Loïg Chesnais-Girard
Loïg Chesnais-Girard dans son bureau du Conseil régional, à Rennes
Crédit : Yann Launay

Les Algues vertes, le film, sort ce mercredi sur les écrans : réalisé par Pierre Jolivet, c'est l'adaptation du roman graphique d'Inès Léraud, dans lequel la journaliste retrace son enquête sur la dangerosité des algues vertes. Inès Léraud dénonce une mauvaise volonté de l'Etat comme de la Région Bretagne, dans ce dossier, et une complaisance vis-à-vis du secteur agro-alimentaire. Entretien avec Loïg Chesnais-Girard, président de la Région Bretagne.

Q : Le film "Les Algues vertes" a été projeté à l'Assemblée nationale, et doit l'être au Parlement européen. Mais il ne sera pas projeté au Conseil régional de Bretagne, malgré la demande du groupe écologiste. La Région Bretagne a pourtant participé au financement du film, pourquoi alors ce refus ?

 

Loïg Chesnais-Girard : "Parce que dans l'hémicycle de la Région, il n'y a pas d'équipement pour diffuser un film, ou alors dans des conditions très désagréables, et les allusions au Parlement européen ou à l'Assemblée nationale ne collent pas puisque dans ces deux bâtiments, il y a des cinémas. Nous n'en avons pas chez nous. Par contre nous avons accompagné beaucoup d'avant-premières, et j'ai deux vice-présidentes qui sont allées à des avant-premières pour participer à ce lancement.
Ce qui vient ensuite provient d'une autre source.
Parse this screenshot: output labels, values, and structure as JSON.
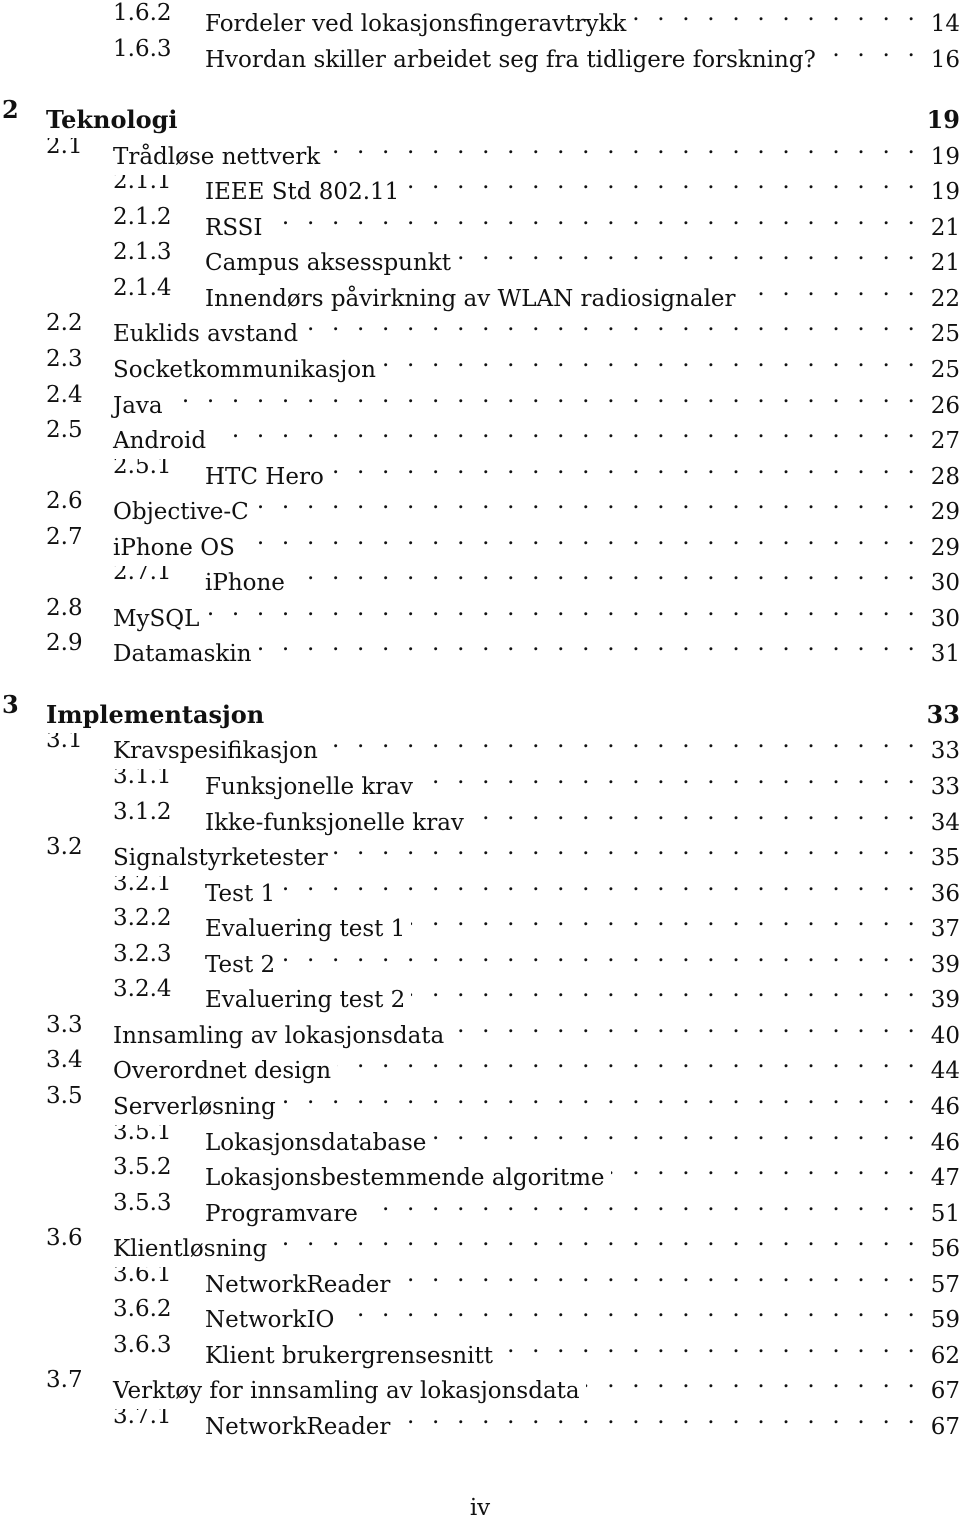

Nous avons l'honneur de financer 100 films par an. C'est une fierté. 100 films dont le film de Pierre Jolivet. Et si je dois choisir un film sur 100, je ne sais pas le faire. On me dit : c'est LE sujet... Oui, c'est un sujet, mais quand je regarde les 100 films, il y a des films sur des enfants en difficulté, sur la guerre, sur les femmes battues : tous ces sujets sont très importants, et je ne diffuse pas tous les films que la Région Bretagne finance dans l'hémicycle régional. Par contre j'encourage les gens à aller les voir, à faire vivre les salles de cinéma, c'est mieux que des diffusions non payées devant des élus "happy few" dans une salle au Conseil régional de Bretagne... Donc la mauvaise querelle qui est en train de se mettre en oeuvre me semble vraiment pas à la hauteur de l'enjeu, et vraiment pas à la hauteur de l'oeuvre qui a été réalisée, il faut respecter ce travail et faire en sorte de mettre en avant ces films, c'est ce que nous avons fait, y compris avec les équipes de la Région."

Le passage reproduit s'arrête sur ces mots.